Il y a un an, le couple a créé l’association Matreselva, qui s’est installée dans cet atelier du XVème arrondissement. Le but de l’association ? « Révéler la beauté du monde, et transmettre la joie de vivre par la créativité », explique Manuella. Rien que ça ! Matreselva porte un message positif sur l’humanité et la création, à l’heure où l’art contemporain propose essentiellement du morbide, et donne une vision erronée de la vie qui ne serait qu’un amoncellement d’horreurs. Au fond, il s’agit de retrouver la vocation première de l’art, qui consiste à donner à voir du beau et dire quelque chose de notre existence, en dépassant les mots ou en les complétant.
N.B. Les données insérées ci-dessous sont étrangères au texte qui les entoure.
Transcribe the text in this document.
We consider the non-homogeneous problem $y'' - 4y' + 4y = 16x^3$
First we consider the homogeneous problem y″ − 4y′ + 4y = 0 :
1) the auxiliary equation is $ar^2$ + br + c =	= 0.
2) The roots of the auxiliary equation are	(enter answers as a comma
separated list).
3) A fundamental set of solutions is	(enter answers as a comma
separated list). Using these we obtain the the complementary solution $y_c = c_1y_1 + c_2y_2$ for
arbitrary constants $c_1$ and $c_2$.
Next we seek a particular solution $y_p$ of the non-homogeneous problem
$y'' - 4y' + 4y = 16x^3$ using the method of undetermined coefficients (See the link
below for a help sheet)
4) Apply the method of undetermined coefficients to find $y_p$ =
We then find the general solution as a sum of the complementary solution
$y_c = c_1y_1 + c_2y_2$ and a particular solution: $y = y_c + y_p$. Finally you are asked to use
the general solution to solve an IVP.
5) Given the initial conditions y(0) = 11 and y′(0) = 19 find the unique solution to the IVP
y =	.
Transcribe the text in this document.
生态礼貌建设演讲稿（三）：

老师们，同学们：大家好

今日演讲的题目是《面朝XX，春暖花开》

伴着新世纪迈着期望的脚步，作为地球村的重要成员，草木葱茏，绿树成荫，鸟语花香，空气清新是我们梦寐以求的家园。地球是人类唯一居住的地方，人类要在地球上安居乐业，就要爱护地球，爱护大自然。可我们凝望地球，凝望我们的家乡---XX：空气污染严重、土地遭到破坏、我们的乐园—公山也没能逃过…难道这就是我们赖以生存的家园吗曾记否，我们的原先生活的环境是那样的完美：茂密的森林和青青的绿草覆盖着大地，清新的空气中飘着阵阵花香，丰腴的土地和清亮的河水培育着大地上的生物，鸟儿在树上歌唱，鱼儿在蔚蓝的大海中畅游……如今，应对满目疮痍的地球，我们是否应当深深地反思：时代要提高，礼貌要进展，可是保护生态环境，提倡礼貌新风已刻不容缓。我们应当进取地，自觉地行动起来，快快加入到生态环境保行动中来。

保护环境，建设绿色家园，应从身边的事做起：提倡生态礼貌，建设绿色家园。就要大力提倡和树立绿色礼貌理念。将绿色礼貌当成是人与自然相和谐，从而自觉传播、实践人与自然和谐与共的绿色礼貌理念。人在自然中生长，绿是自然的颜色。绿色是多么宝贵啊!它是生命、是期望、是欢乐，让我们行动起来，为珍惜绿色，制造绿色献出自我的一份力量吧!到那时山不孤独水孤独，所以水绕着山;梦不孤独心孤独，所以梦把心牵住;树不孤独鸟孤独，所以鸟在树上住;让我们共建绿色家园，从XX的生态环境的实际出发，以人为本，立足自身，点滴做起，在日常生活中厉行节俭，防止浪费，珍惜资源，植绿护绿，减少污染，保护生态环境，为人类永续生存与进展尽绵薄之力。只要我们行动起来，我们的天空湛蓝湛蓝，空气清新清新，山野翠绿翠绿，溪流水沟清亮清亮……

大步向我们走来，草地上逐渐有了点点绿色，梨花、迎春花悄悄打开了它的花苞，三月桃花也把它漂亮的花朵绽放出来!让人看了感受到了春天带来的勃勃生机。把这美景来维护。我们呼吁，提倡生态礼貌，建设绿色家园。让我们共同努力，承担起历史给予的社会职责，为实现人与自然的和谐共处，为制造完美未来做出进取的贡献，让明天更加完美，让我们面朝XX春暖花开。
Matreselva œuvre pour le dévoilement de tous les talents, qu’ils soient artistiques ou non. L’association propose de nombreux ateliers visant à servir la diversité des talents. On compte, par exemple, un atelier de découverte des techniques vocalesou l’atelier « Belles d’âmes », qui révèle et donne du sens à la féminité de chacune. A cela s’ajoutent les « Ça me dit d’y aller » du samedi, qui offrent à tous la possibilité d’apprendre, en participant à la collection de sculptures de Philippe et Manuella selon l’esprit de cercle vertueux qui anime Matreselva, ou encore les soirées « d’étymologie déraisonnable » où, sans « serre-yeux », on fait de l’ « hors-raison » en jouant avec les mots afin d’en saisir l’esprit. Il s’agit moins de cours académiques que de moments de découverte et d’échange entre les participants, qu’ils soient des membres fidèles de l’association ou de simples curieux venus voir. 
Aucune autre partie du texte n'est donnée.